Live Review: J.Tillman at the Echo, August 20, 2009

In the canon of shout-outs audience members ejaculate at live shows — from song requests to “I love you” and “Freebird” — Thursday night’s J. Tillman show at the Echo yielded one of the most bizarre:

“I want to live in your beard!”

If Tillman’s waterfall of facial hair was open for residence, he didn’t acknowledge it on this occasion.  In fact, throughout his performance, the Fleet Foxes bandmember seemed only vaguely aware he was performing for a live room.

No relation to Mascis: J. Tillman folks off at the Echo (photo by author).

No relation to Mascis: J. Tillman folks off at the Echo (photo by author).

But what could have been taken as cold indifference to the crowd (probably justified, given that most L.A. audiences are pretty indifferent to live performers themselves) was in fact an artist fully immersed in his material, doing his best to stay in the moment despite the thundering dance music seeping through the floor from the Echoplex below, constantly jeopardizing whatever intimacy he was attempting to manufacture from the stage.



A clue that more was going on in Tillman’s head than impassiveness came early in the set when a bottle shattered behind the bar during a rare quiet moment, a seemingly obscene punctuation which threatened to derail the architecture of the song’s fragility he’d developed to that point.  But as the crash happened just as he turned the song back to the refrain, Tillman simply acknowledged it with a “right on” toss of his index finger, as if it were part of the act, and took the song home.

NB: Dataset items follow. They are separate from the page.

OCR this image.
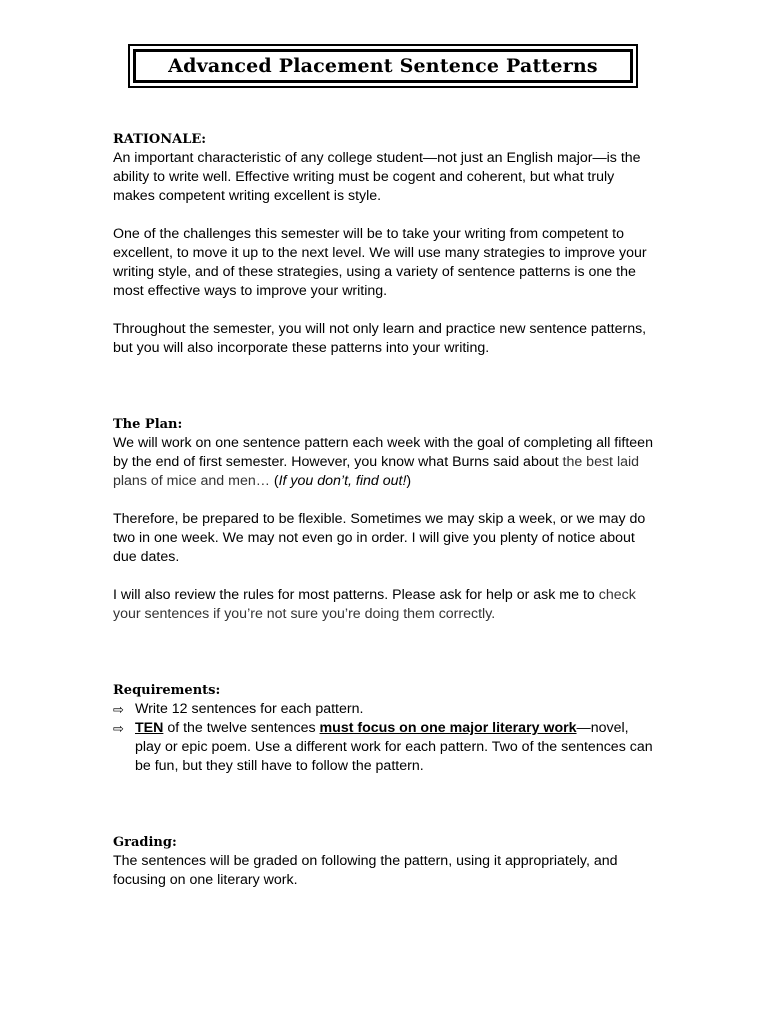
Advanced Placement Sentence Patterns
RATIONALE:

An important characteristic of any college student—not just an English major—is the ability to write well. Effective writing must be cogent and coherent, but what truly makes competent writing excellent is style.

One of the challenges this semester will be to take your writing from competent to excellent, to move it up to the next level. We will use many strategies to improve your writing style, and of these strategies, using a variety of sentence patterns is one the most effective ways to improve your writing.

Throughout the semester, you will not only learn and practice new sentence patterns, but you will also incorporate these patterns into your writing.

The Plan:

We will work on one sentence pattern each week with the goal of completing all fifteen by the end of first semester. However, you know what Burns said about the best laid plans of mice and men… (If you don’t, find out!)

Therefore, be prepared to be flexible. Sometimes we may skip a week, or we may do two in one week. We may not even go in order. I will give you plenty of notice about due dates.

I will also review the rules for most patterns. Please ask for help or ask me to check your sentences if you’re not sure you’re doing them correctly.

Requirements:
⇨ Write 12 sentences for each pattern.
⇨ TEN of the twelve sentences must focus on one major literary work—novel, play or epic poem. Use a different work for each pattern. Two of the sentences can be fun, but they still have to follow the pattern.
Grading:

The sentences will be graded on following the pattern, using it appropriately, and focusing on one literary work.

At other times, Tillman seemed to work in concert with the undulating Echoplex reverberations, taking things from delicate to something much more raucous along the lines of Crazy Horse – and occasionally veering so far off meter as to cruise dangerously close to Jazz Odyssey territory.  None of these explorations came off as overly deliberate (as if he were going out of his way to undo any Fleet Foxes allegiances his audience might have expected); rather they somehow fit side-by-side with his much gentler fare and represented his artistry as a whole.  At the same time, armed with his band consisting of guitar, drums, bass and lap steel guitar, Tillman had more than enough dynamic firepower to keep anyone from mistaking his solo show as a Fleet Foxes redux.

Clad in a ripped shirt with his mane and aforementioned beard flowing freely, it wasn’t hard to imagine Tillman had just emerged from the woodlands, where he no doubt lives off the land and picks up his acoustic guitar only after the evening’s chores are done.  In keeping with that bucolic imagery, there were certainly more than enough moments in his set which evoked the sounds of his main meal ticket, but overall, Tillman proved if nothing else, he’s every bit as accomplished as a solo act as when he’s with his speedy Vulpes brethren.